Costa Rica’s troubled neighbors—El Salvador, Guatemala and Honduras, together known as the “northern triangle”—certainly deserve the attention of U.S. policymakers. In El Salvador, the most violent country on earth that is not at war, the homicide rate stands at 90 per 100,000 residents.
From 2009 to 2013, the number of asylum seekers from these countries in the U.S. has seen a sevenfold increase to 2.7 million people. In fact, some analysts are calling this exodus a “Central American Spring” sparked by drug trafficking, violence and extortion.
Though its rule of law has remained intact, Costa Rica shares a similar poverty experience. Poverty in Costa Rica stands at 22.4 percent of the population, a number that has fluctuated little since the 1990s. Roughly 60 percent of the Costa Rican workforce is unskilled. However, the demand for skilled workers continues to increase thanks to new free trade agreements and the privatization of most government enterprises.
This trend is not likely to change if U.S. foreign aid is diverted exclusively to northern triangle states. Alejandra Obando-Hernandez, a researcher at American University’s School of Public Affairs, finds that unskilled Costa Rican parents exhibit “low expectations regarding future benefits of their children’s education.”
There are two reasons for these low expectations that point to how U.S. aid could be effectively utilized in this country.

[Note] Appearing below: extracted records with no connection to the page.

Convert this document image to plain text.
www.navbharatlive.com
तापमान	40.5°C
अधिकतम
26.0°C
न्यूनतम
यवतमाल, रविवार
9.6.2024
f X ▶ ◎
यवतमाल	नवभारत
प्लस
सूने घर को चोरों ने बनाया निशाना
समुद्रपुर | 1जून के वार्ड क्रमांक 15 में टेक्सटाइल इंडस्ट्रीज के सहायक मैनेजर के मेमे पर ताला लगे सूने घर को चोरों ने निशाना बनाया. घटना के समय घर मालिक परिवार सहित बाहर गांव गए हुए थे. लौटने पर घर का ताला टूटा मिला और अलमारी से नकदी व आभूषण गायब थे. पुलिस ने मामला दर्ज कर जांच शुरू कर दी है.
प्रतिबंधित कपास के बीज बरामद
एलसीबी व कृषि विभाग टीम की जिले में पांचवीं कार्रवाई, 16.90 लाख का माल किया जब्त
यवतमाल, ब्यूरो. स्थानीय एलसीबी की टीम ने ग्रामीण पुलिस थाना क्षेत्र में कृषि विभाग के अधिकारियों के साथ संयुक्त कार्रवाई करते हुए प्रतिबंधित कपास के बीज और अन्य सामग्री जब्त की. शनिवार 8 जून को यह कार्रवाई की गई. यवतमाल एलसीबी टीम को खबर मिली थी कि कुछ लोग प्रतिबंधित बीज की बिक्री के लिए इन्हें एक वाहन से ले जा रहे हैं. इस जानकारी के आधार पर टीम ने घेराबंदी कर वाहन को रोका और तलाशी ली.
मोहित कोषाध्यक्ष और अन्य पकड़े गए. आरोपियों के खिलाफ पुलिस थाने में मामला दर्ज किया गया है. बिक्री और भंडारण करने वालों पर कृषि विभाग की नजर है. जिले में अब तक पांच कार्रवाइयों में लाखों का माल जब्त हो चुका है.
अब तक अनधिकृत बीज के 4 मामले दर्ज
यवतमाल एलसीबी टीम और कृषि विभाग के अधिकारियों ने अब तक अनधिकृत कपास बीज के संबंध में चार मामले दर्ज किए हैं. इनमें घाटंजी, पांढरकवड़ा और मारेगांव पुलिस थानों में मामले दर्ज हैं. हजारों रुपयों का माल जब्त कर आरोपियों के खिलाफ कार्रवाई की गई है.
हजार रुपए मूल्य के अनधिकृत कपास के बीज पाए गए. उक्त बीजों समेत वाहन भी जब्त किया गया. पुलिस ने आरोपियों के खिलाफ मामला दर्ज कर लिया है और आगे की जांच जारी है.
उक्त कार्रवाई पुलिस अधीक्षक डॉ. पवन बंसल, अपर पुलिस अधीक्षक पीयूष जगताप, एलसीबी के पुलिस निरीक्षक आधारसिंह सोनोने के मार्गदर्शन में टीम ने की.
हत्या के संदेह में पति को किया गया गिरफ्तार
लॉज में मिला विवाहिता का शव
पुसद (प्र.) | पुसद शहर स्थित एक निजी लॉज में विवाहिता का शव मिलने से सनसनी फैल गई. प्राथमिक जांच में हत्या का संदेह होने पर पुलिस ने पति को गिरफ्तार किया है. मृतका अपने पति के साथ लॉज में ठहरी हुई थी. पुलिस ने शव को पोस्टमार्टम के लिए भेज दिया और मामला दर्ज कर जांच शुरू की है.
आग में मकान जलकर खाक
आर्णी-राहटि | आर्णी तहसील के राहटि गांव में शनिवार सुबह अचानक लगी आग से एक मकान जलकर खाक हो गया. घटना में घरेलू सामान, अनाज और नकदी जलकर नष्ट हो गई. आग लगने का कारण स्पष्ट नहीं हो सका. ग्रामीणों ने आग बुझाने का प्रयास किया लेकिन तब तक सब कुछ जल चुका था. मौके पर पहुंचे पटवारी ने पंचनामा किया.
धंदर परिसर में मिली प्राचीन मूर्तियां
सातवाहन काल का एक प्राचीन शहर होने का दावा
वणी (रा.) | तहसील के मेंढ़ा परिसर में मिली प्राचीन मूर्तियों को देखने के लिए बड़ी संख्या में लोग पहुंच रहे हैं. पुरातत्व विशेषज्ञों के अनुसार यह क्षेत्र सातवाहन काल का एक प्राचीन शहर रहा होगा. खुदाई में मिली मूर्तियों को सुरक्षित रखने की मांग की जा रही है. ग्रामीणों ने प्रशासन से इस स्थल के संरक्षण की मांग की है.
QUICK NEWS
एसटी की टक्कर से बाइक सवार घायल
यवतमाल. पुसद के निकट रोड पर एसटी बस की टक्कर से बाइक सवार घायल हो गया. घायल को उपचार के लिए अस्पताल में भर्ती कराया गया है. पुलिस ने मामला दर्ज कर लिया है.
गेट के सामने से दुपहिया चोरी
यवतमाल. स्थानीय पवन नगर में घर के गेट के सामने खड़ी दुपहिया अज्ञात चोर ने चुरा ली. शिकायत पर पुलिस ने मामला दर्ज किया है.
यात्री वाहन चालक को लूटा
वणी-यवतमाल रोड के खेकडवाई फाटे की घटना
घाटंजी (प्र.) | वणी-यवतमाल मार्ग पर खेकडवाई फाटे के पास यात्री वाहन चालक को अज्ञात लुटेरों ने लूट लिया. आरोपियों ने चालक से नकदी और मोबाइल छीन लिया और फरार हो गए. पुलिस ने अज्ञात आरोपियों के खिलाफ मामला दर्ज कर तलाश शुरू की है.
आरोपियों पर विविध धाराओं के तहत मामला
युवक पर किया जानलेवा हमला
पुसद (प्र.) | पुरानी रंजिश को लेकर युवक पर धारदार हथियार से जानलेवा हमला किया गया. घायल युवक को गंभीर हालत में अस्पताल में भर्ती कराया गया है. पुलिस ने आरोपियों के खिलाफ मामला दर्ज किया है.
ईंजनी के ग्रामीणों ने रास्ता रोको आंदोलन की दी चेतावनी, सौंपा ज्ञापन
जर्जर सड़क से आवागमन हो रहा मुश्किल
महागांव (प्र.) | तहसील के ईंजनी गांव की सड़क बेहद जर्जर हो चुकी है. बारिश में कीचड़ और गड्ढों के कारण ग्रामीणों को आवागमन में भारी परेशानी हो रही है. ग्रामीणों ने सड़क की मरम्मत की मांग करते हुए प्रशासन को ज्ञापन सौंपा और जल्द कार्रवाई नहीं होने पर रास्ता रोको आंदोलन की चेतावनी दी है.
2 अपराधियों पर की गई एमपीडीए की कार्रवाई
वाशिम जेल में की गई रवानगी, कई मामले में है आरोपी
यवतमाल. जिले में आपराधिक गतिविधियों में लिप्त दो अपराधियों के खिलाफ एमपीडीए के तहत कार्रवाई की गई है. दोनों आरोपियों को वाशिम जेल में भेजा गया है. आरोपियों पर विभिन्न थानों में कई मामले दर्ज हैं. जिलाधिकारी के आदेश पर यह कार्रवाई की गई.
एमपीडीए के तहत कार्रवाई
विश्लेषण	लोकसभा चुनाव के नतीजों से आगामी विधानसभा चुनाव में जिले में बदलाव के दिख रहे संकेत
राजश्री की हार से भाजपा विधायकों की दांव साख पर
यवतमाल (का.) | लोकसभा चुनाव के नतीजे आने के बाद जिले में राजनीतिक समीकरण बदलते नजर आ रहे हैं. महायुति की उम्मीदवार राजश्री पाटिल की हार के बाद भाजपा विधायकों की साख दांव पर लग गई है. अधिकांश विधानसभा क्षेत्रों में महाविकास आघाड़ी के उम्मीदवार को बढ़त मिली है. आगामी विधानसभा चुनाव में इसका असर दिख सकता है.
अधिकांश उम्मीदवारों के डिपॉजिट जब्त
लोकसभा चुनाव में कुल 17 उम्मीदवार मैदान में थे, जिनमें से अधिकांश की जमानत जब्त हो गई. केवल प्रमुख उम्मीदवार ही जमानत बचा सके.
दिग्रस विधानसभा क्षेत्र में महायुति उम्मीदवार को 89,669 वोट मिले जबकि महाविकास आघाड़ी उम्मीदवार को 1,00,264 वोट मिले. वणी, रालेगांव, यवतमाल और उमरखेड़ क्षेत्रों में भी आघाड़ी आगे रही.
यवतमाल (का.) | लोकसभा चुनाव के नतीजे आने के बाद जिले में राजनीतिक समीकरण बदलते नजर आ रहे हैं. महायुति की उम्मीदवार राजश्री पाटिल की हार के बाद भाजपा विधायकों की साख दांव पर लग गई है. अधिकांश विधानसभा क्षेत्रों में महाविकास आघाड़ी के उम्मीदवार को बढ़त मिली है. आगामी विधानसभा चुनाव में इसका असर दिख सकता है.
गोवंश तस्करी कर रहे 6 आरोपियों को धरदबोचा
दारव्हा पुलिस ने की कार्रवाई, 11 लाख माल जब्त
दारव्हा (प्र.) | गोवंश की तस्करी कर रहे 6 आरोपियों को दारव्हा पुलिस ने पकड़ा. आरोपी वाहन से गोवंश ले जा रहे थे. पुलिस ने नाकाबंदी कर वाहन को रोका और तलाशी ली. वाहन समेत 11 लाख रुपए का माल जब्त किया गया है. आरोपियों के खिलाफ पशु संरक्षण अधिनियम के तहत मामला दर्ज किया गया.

The first is the “books” issue, or the persistent shortcomings on metrics like desertion, teacher training and pedagogical innovation. Only 15.6 percent of Costa Rican children live in homes with some form of post-secondary education; of all students, only 46 percent graduate from high school.
Hernandez attributes these statistics to a lack of school infrastructure and inadequate teacher training. Among the insufficient resources in secondary schools are science labs (61 percent), library rooms (35 percent), computer labs (24 percent) and computers (35 percent). In addition, 20 percent of secondary schools lack sufficient classrooms to host their students.
The second problem is the “butter” issue, or the unnecessary burden that food places on the poorest fifth of Costa Rican families. These high food prices are caused by price controls and agricultural protectionism.
In the case of rice, one sole corporation is authorized to import this staple at low, world market prices. That rice is then sold domestically at higher, price-fixed rates.
According to the Food and Agriculture Organization (FAO) of the United Nations, Costa Rica has the third most expensive rice in the world. A basic food basket costs $42.37 compared to the monthly income of $82 for the poorest fifth. Once two school-going children are factored, the cost of education rises to 104 percent of monthly income.
U.S. aid to help poverty in Costa Rica could help improve these statistics by supplementing educational subsidies (already strong) and alleviating the shock to firms releasing their monopoly status. Doing so would create a stronger, more stable regional partner capable of counteracting the rampant violence in the rest of Central America.